An ITS study finds a significant level change but no slope change after a new seat-belt law takes effect. What does each finding tell you?
Think about your answer, then reveal below.
Model answer: The level change indicates an immediate, step-function effect — compliance jumped when the law took effect. The absence of a slope change means there was no gradual trend acceleration afterward; the benefit was front-loaded. This suggests the law worked through immediate behavioral compliance rather than gradual norm change.

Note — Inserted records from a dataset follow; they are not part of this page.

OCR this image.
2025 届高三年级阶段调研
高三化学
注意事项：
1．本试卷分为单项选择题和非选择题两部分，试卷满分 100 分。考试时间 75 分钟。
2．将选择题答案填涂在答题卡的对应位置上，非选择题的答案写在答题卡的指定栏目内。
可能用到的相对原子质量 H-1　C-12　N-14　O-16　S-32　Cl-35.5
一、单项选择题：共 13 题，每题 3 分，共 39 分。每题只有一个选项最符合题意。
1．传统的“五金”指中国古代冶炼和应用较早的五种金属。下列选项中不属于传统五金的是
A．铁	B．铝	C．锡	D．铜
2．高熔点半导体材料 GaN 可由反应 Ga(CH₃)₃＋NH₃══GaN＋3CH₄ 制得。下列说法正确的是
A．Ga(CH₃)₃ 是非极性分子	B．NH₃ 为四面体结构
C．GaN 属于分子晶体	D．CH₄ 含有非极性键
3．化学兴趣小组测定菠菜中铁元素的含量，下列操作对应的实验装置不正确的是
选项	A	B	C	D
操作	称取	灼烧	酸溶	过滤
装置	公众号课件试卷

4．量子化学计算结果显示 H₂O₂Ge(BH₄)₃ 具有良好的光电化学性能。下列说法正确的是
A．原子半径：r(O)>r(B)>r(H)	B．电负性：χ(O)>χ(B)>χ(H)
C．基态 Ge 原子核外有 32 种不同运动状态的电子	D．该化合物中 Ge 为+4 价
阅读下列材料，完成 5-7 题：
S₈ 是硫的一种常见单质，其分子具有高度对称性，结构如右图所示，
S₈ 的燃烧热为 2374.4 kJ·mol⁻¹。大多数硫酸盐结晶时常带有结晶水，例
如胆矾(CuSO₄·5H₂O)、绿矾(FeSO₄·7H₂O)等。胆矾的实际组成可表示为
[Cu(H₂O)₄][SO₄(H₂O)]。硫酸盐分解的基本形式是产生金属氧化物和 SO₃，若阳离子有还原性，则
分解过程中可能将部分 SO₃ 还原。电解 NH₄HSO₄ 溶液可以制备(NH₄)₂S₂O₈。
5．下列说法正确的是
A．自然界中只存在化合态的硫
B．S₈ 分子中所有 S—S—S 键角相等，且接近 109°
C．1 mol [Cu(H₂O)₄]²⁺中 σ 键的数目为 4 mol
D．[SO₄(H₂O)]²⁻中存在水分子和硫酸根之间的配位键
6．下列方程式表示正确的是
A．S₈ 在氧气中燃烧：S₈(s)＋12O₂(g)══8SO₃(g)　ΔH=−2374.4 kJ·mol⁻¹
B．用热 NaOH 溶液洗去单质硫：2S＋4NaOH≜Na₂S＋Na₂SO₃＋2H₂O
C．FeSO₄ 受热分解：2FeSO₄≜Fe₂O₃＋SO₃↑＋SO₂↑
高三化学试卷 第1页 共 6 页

Distinguishing level from slope effects is central to ITS interpretation. They imply different causal mechanisms and different long-run projections.
Question 2 Short Answer
A researcher uses ITS to evaluate a statewide gun-control law passed in March. A major mass shooting had occurred in February of the same year. Why is this a problem, and what can the researcher do?
Think about your answer, then reveal below.
Model answer: The February shooting is a simultaneous shock — it may have independently changed behavior or public attention regardless of the law. The researcher should add a control series (a comparable state without the law) to check whether gun-related outcomes changed similarly there, and should conduct a placebo test examining whether the apparent 'effect' shows up in outcomes unrelated to gun control.
Simultaneous shocks are the core validity threat in ITS. The researcher must argue that the timing of the intervention is independent of the confounder, or use design controls to isolate the law's effect.